All West wanted was one night of fun. He’d taken on the responsibility of raising his younger siblings after their parents died, had done so out of love, but he was a young man and he just wanted a chance to live like one for a few hours.
It almost cost him his life. It certainly meant his life was changed forever, and along with his life, the lives of his siblings. They were all exposed to a secret world they’d never known existed. Vampires.
Human children living alongside vampires…seemed unusual. Claude, the coven leader who saved West and his brothers and sisters, doesn’t have accommodations for kids. He finds one coven in the country that does, and sets about making a home there for West and his family. Before he sends West away, West meets an intriguing man, Axel, whom he encounters again months later. The attraction between them is strong, but there is more to consider than just how sexy Axel is.
Nothing in life is easy, whether you’re a vampire or a human.
Reader Advisory: This book contains references to sexual assault and violence.
Review: I’ve really enjoyed Bailey Bradford’s work in the Vamp for Me series, up until this point. It’s light-hearted and fun, a different take on the vampire genre. The ending of the previous book left the characters up in the air, and I was eager to see where the author was going with the series. I was intrigued by West’s involvement at the end of the last book, too, considering his circumstances, but Bradford chose to gloss over West’s situation in favor of a super sweet love story. Don’t Drink the Holy Water fell kinda flat for me.
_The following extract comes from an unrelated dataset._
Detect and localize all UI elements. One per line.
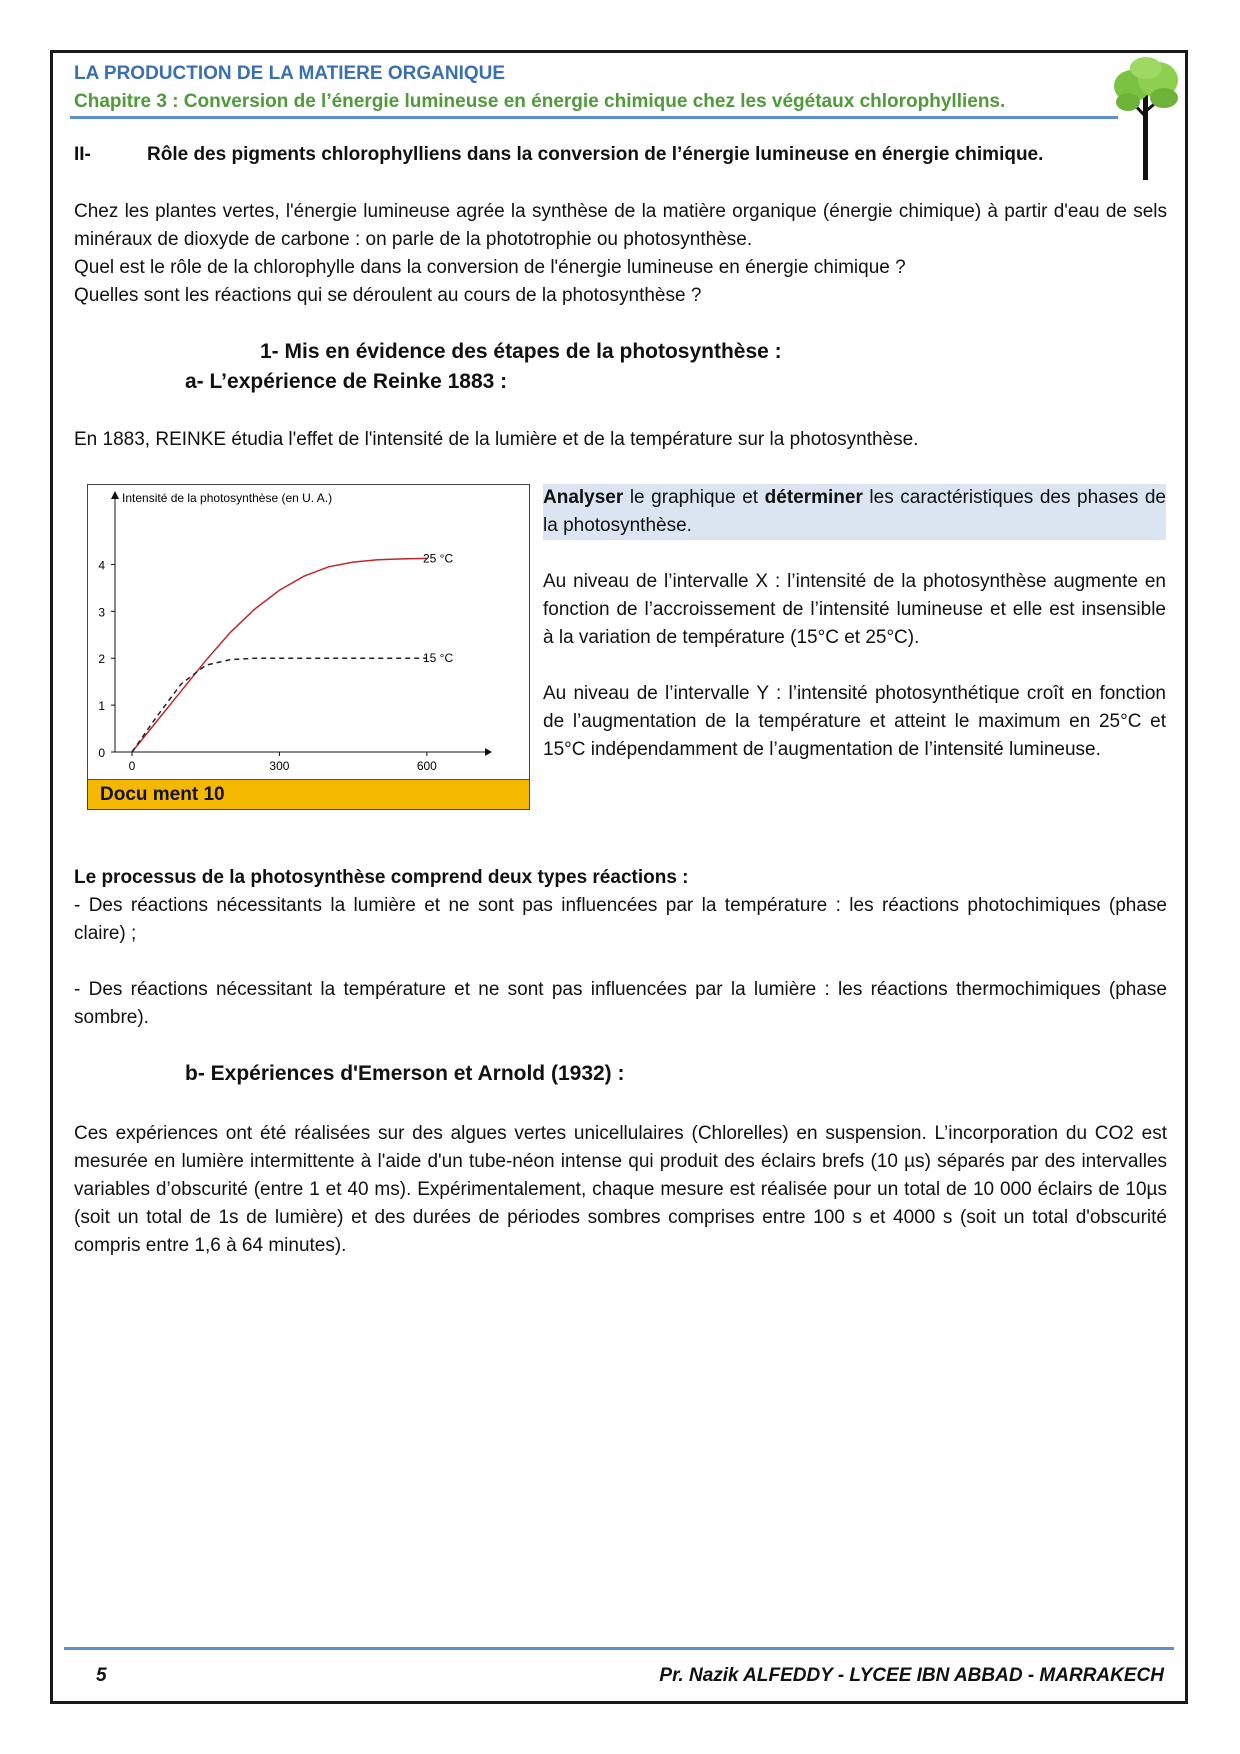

There are some tough issues mentioned in the book, and Bradford only deals with them superficially in how they affect the main characters. I was a bit disappointed in this, as she has handled delicate subject matters in the past to an amazing degree. West and Axel just didn’t seem to connect with me, or I with them, I guess.
This story is simple and sweet, overall, but I have enjoyed other books by her better.